Question 2: What are you functionally accomplishing as you apply the filter to your original array (see the following snippet for reference)? Why is the application of a convolving filter to an image useful for computer vision?
The filter is assigning each current pixel a new value. It does this by multiplying all adjacent pixels and the current pixel by the corresponding value in the 3x3 array and summing them. The sum then gets multiplied by a weight which may function to normalize the value of the pixel. If this value is less than 0, it is set to be equal to 0 which I am assuming would be white. If the value is greater than 255, it is set to be equal to 255 which I am assuming would be black. The applicaiton of a convolving filter to an image is useful for computer vision because it can emphasize certain features of the image, making it easier for the computer to recognize key characteristics. For example, the default filter emphasized vertical lines, making it more obvious that the picture was of a staircase and walkway.

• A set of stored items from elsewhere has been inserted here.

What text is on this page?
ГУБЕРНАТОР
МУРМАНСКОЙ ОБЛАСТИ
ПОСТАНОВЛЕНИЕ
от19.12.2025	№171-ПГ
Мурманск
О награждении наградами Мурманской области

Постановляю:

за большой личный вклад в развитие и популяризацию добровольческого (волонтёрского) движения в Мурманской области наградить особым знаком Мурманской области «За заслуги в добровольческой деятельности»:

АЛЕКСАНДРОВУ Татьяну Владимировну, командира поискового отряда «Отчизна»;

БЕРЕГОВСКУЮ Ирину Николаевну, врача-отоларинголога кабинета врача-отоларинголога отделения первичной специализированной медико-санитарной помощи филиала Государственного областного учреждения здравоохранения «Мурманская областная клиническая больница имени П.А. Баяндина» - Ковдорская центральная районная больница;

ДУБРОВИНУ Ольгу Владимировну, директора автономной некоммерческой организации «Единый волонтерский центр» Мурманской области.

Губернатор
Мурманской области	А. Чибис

Question 3: Another useful method is pooling. Apply a 2x2 filter to one of your convolved images, and plot the result. In effect what have you accomplished by applying this filter? Does there seem to be a logic (i.e. maximizing, averaging or minimizing values?) associated with the pooling filter provided in the example exercise (convolutions & pooling)? Did the resulting image increase in size or decrease? Why would this method be useful?
This is an image of my favorite sweet. I will be applying filters to it.

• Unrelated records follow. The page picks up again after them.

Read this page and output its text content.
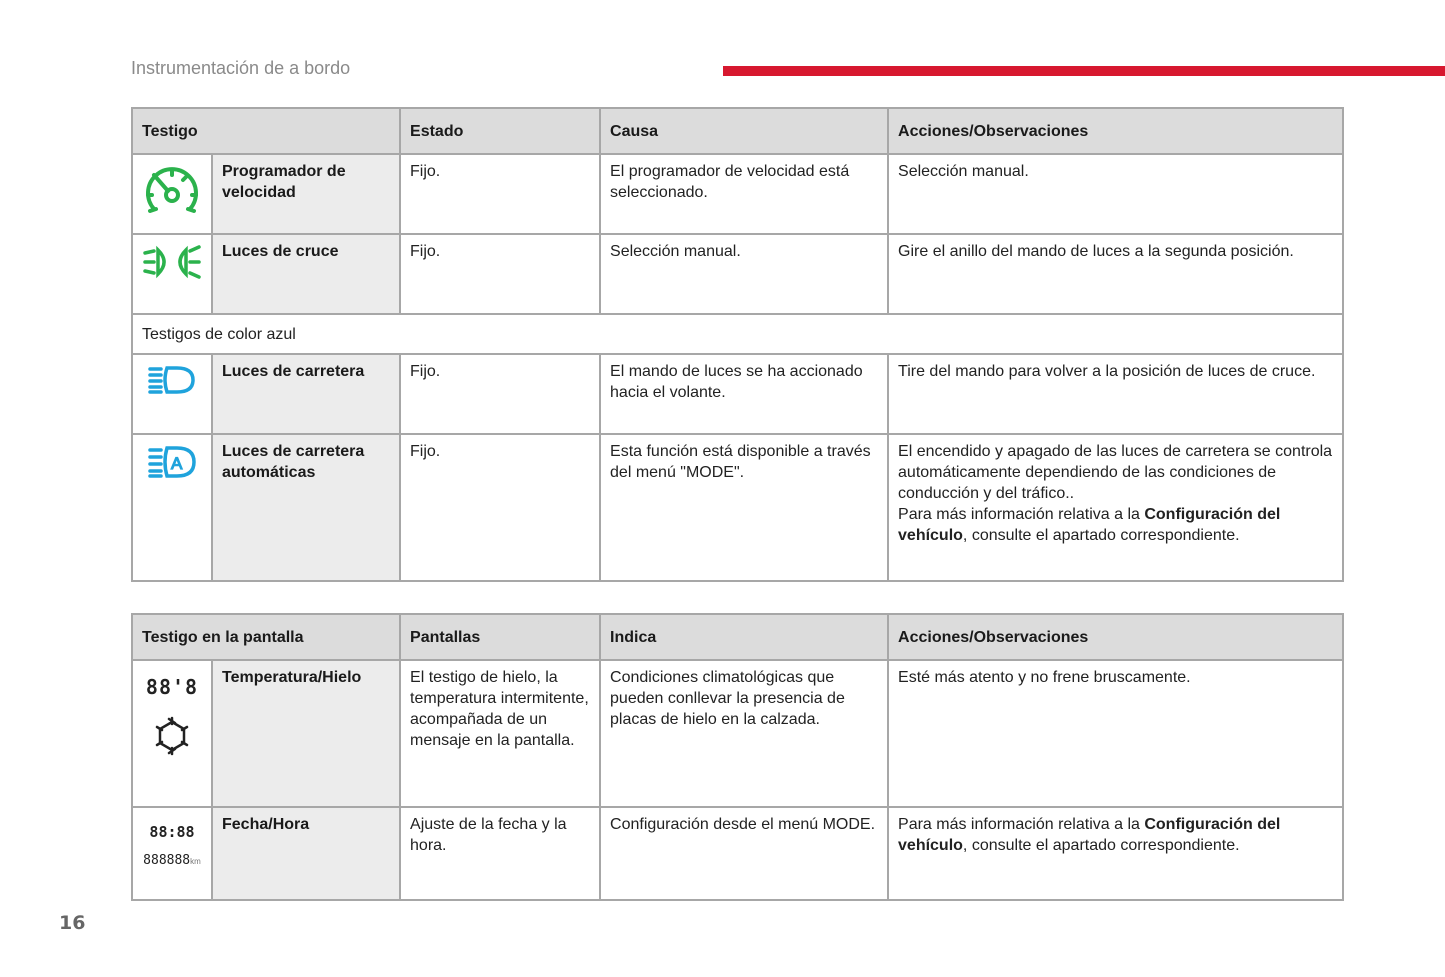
Instrumentación de a bordo
Testigo		Estado	Causa	Acciones/Observaciones
	Programador de velocidad	Fijo.	El programador de velocidad está seleccionado.	Selección manual.
	Luces de cruce	Fijo.	Selección manual.	Gire el anillo del mando de luces a la segunda posición.
Testigos de color azul				
	Luces de carretera	Fijo.	El mando de luces se ha accionado hacia el volante.	Tire del mando para volver a la posición de luces de cruce.

A	Luces de carretera automáticas	Fijo.	Esta función está disponible a través del menú "MODE".	El encendido y apagado de las luces de carretera se controla automáticamente dependiendo de las condiciones de conducción y del tráfico..
Para más información relativa a la Configuración del vehículo, consulte el apartado correspondiente.
Testigo en la pantalla		Pantallas	Indica	Acciones/Observaciones

88'8	Temperatura/Hielo	El testigo de hielo, la temperatura intermitente, acompañada de un mensaje en la pantalla.	Condiciones climatológicas que pueden conllevar la presencia de placas de hielo en la calzada.	Esté más atento y no frene bruscamente.

88:88
888888km	Fecha/Hora	Ajuste de la fecha y la hora.	Configuración desde el menú MODE.	Para más información relativa a la Configuración del vehículo, consulte el apartado correspondiente.
16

This is the image after applying the default convolving filter from the exercise. filter = [ [-1, -2, -1], [0, 0, 0], [1, 2, 1]]
I decided to grayscale the image before applying more filters.
This is my image after applying filter = [ [2, 2, 2], [1, 1, 1], [0, 0, 1]]. It does not look that different. I wonder if it would be changed more if there were a few large values.
This is my image after applying filter = [ [8, 0, 0], [1, 0, 1], [0, 0, 0]]. It also does not look different.